How I Became a Director


One day I got a call from a film company, and the producer asked me if I wanted to act in an industrial film for a chain of grocery stores. He knew I was a writer, and he asked me to quote him a fee to write the script. Since I was going to be acting in the video, I figured I might as well write the script, too. It would be easier for me to memorize. So I quoted him a price. Two days later, he called me back and said he got a lower quote from someone else. (It was twenty-five dollars less than my quote to write the script.) I asked who the writer was, and he said it was the director of the film who had never written a script. I asked the producer what he was paying the director, and he told me. So I responded, “I’ve never directed a film before. I’ll do it for twenty-five dollars less than the director’s quote.” That seemed fair to me. Since this was a low-budget film, the producer told the director, he found a director who offered to direct the film for less. And that is how I got to direct my first film. I figured it was time for me to direct a film. I always thought of myself as a writer and actor, and I had directed lots of stage productions, built and designed sets, and styled many photo shoots for photographers so directing a film was a logical next step for me.
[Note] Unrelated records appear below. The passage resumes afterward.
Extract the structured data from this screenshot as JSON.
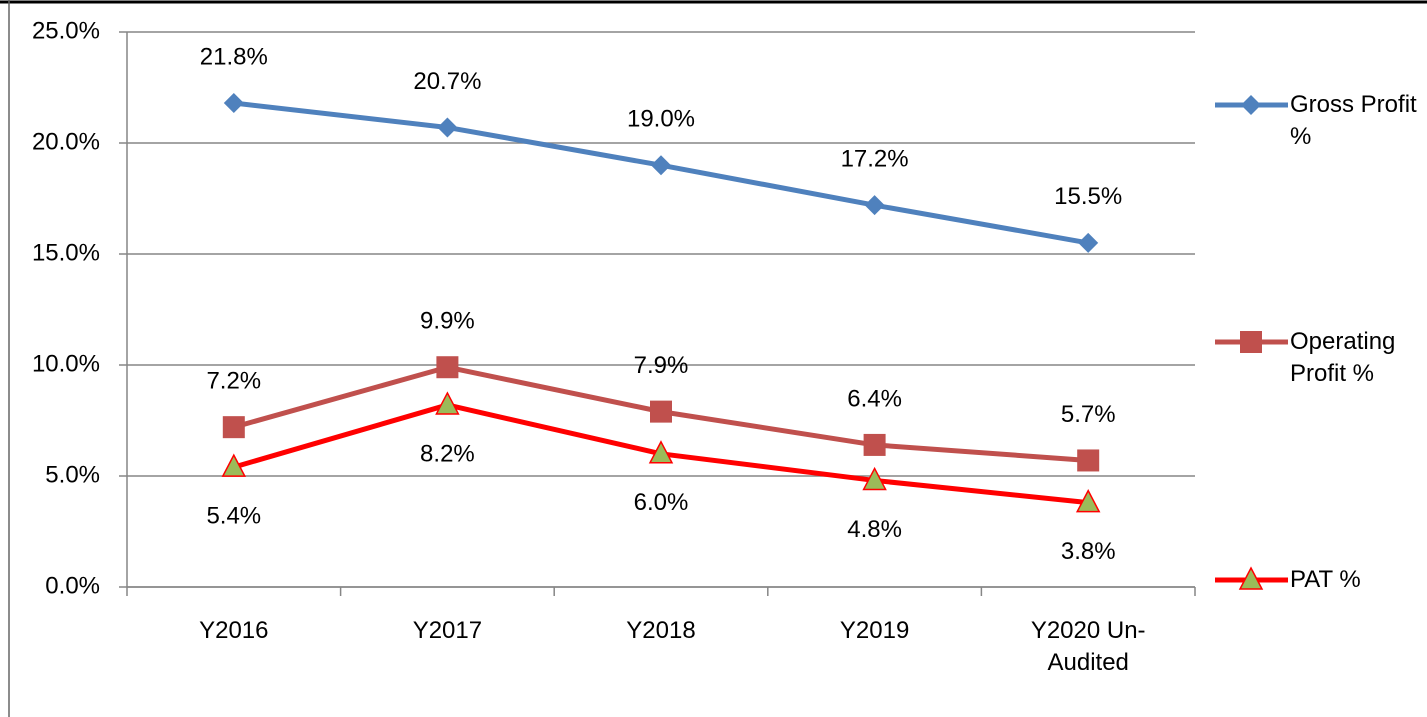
{
  "chart_data": {
    "type": "line",
    "categories": [
      "Y2016",
      "Y2017",
      "Y2018",
      "Y2019",
      "Y2020 Un-Audited"
    ],
    "ylim": [
      0,
      25
    ],
    "yticks": [
      {
        "value": 0,
        "label": "0.0%"
      },
      {
        "value": 5,
        "label": "5.0%"
      },
      {
        "value": 10,
        "label": "10.0%"
      },
      {
        "value": 15,
        "label": "15.0%"
      },
      {
        "value": 20,
        "label": "20.0%"
      },
      {
        "value": 25,
        "label": "25.0%"
      }
    ],
    "grid": true,
    "legend": "right",
    "series": [
      {
        "name": "Gross Profit %",
        "color": "#4f81bd",
        "marker": "diamond",
        "values": [
          21.8,
          20.7,
          19.0,
          17.2,
          15.5
        ],
        "value_labels": [
          "21.8%",
          "20.7%",
          "19.0%",
          "17.2%",
          "15.5%"
        ]
      },
      {
        "name": "Operating Profit %",
        "color": "#c0504d",
        "marker": "square",
        "values": [
          7.2,
          9.9,
          7.9,
          6.4,
          5.7
        ],
        "value_labels": [
          "7.2%",
          "9.9%",
          "7.9%",
          "6.4%",
          "5.7%"
        ]
      },
      {
        "name": "PAT %",
        "color": "#ff0000",
        "marker": "triangle",
        "marker_fill": "#9bbb59",
        "values": [
          5.4,
          8.2,
          6.0,
          4.8,
          3.8
        ],
        "value_labels": [
          "5.4%",
          "8.2%",
          "6.0%",
          "4.8%",
          "3.8%"
        ]
      }
    ]
  }
}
This was in the 1970’s and there were many producers who shot sixteen millimeter films. Video was pretty new at the time and it didn’t look as good as film. So the director got to write his first film script, and I got to direct my first movie, and the producer saved fifty dollars of the film’s budget for his bottom line profit. This film wasn’t going to be “Gone with the Wind.” It was going to be a very low budget industrial film for a very small grocery store chain. The director wrote a nice script. I cast another actor to act in the film with me. I prepared well for the film. I had sixteen hours to shoot a twenty-two minute SAG industrial film. Since I hired an actor I worked with before, we got together the day before the shoot and ran lines like we did on other shoots. We didn’t have a teleprompter so we had to memorize the script. I was confident I could shoot the film in sixteen hours. The morning of the shoot, I met my camera man, sound man and two grips. We were going to shoot the film on a seamless sweep so we only had one lighting set-up. The producer arrived on the set and personally gave us our film stock. He was notoriously frugal. I was given three ten minute cans of sixteen millimeter film stock. He expected me to complete the film on time and on budget. My camera operator could only use a single frame of film to slate each take. We only had eight minutes of extra footage to slate and shoot any retakes if we made a mistake.

And so began my directorial debut. I was glad I was working with an actor who was a friend. We rehearsed each scene until it was perfect and in the exact time that was allotted to say the words. We shot each scene only once. We didn’t even have enough raw footage to shoot a single cut-away. Each line was read once. The day after the shoot I personally delivered the developed footage to the editor. He asked why each slate was only one frame. I told him our predicament. The producer booked him to edit the film. He gave the producer an estimate of three days, but the producer said he doubted it would take that long, and he was right. Needless to say, all the editor could do was cut the takes together, and that took less than six hours. So by working together, we created a film that came in under budget. The producer called me after the client saw the film and said the client loved the film. As I look back on this experience, I was put under a lot of pressure to deliver a good film. And maybe that is why that producer hired me. And it taught me a valuable lesson. Sometimes you have to make something out of nothing. If he had not given me a chance, I might never have directed my first film.